6. Standalone Performance Study (Algorithm Only Without Human-in-the-Loop Performance)

Yes, the studies described (clinical performance, archived samples, surrogate samples) represent standalone performance of the algorithm/device. The "JBAIDS Software analyzes the fluorescence amplification curves and reports results as positive, negative, or uncertain." While human operators perform the physical tests, the interpretation of the raw PCR data into a final qualitative result (positive/negative/uncertain) is automated by the device's software (algorithm). The clinical performance data presented (PPA and NPA) are a direct measure of this standalone performance against a defined ground truth.


7. Type of Ground Truth Used

The ground truth used was:

  • Expert Consensus/Reference Method: For prospective clinical specimens and archived samples, the reference method was the CDC rRT-PCR Flu Panel influenza A and influenza B assays, followed by subtype-specific PCR and bi-directional sequencing of amplicons. This is a highly robust and accepted laboratory method for viral identification and subtyping.
  • Known Spiked Concentration: For surrogate clinical specimens, the ground truth for positive samples was established by spiking influenza-negative clinical samples with known concentrations of seasonal Influenza A/H1 virus. Un-spiked negative samples also served as ground truth negatives.

8. Sample Size for the Training Set

The document does not provide details on a specific "training set" sample size or data for the development of the device's algorithm, as would typically be described for machine learning or AI models.

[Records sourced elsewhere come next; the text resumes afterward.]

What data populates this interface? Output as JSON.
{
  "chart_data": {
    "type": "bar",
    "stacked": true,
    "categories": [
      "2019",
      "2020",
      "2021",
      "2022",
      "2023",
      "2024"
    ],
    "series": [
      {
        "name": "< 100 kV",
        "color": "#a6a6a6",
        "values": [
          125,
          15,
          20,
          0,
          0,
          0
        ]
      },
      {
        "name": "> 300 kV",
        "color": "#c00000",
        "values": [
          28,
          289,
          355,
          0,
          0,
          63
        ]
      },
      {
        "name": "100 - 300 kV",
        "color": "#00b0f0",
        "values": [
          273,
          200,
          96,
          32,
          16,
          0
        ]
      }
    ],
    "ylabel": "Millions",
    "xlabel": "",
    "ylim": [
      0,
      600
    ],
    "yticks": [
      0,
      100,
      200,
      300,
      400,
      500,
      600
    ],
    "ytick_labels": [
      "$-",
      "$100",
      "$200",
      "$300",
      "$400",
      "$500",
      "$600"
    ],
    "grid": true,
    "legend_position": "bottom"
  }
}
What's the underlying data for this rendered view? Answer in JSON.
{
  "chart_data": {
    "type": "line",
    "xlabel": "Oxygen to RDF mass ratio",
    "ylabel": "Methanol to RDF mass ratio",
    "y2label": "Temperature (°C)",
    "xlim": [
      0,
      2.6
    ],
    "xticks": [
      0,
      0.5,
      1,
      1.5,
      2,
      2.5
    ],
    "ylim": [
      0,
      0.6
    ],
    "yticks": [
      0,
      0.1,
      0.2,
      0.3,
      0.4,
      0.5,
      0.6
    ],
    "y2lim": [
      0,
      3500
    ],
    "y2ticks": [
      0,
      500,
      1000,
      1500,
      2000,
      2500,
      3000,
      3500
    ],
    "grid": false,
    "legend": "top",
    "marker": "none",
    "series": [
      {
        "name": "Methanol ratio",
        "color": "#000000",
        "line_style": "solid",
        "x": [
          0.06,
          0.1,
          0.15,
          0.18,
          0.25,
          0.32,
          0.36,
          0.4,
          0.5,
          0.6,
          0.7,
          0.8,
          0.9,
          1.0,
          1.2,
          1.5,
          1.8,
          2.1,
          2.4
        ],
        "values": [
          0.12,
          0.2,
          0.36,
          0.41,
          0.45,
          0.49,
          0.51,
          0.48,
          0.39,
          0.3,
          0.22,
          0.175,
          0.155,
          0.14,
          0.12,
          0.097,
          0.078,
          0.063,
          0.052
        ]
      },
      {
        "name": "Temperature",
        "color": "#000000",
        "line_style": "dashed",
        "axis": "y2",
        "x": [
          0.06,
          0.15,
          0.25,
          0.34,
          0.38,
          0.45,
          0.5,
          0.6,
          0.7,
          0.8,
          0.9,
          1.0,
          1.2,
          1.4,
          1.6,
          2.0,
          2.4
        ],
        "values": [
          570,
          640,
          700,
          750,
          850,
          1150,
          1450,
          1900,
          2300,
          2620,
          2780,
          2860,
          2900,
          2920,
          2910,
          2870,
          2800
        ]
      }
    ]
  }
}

This device is a PCR-based assay, where the "algorithm" is primarily the pre-defined thresholds and analysis logic within the JBAIDS software to interpret PCR amplification curves. Performance characteristics are primarily established through analytical validation (LoD, inclusivity, exclusivity) and clinical validation with independent test sets, rather than an explicit training-validation split in the context of an adaptive or learning algorithm. The design of the primers and probes, and the associated software interpretation, would have been iteratively developed and optimized, but a formal "training set" as understood in AI/ML is not mentioned.


9. How the Ground Truth for the Training Set Was Established

As noted above, a formal "training set" for an AI/ML algorithm is not described for this diagnostic kit. The underlying principles of the PCR assay (primer/probe design, reaction conditions) are established through extensive analytical studies to ensure specificity and sensitivity. The "ground truth" for developing the analytical performance characteristics (like LoD, exclusivity, inclusivity) would involve testing well-characterized viral strains and non-target organisms with known concentrations, typically obtained from reference collections. This process establishes the analytical sensitivity and specificity that the device is designed to achieve when interpreting a sample.

§ 866.3332 Reagents for detection of specific novel influenza A viruses.

(a)
Identification. Reagents for detection of specific novel influenza A viruses are devices that are intended for use in a nucleic acid amplification test to directly detect specific virus RNA in human respiratory specimens or viral cultures. Detection of specific virus RNA aids in the diagnosis of influenza caused by specific novel influenza A viruses in patients with clinical risk of infection with these viruses, and also aids in the presumptive laboratory identification of specific novel influenza A viruses to provide epidemiological information on influenza. These reagents include primers, probes, and specific influenza A virus controls.(b)
Classification. Class II (special controls). The special controls are:(1) FDA's guidance document entitled “Class II Special Controls Guidance Document: Reagents for Detection of Specific Novel Influenza A Viruses.” See § 866.1(e) for information on obtaining this document.
(2) The distribution of these devices is limited to laboratories with experienced personnel who have training in standardized molecular testing procedures and expertise in viral diagnosis, and appropriate biosafety equipment and containment.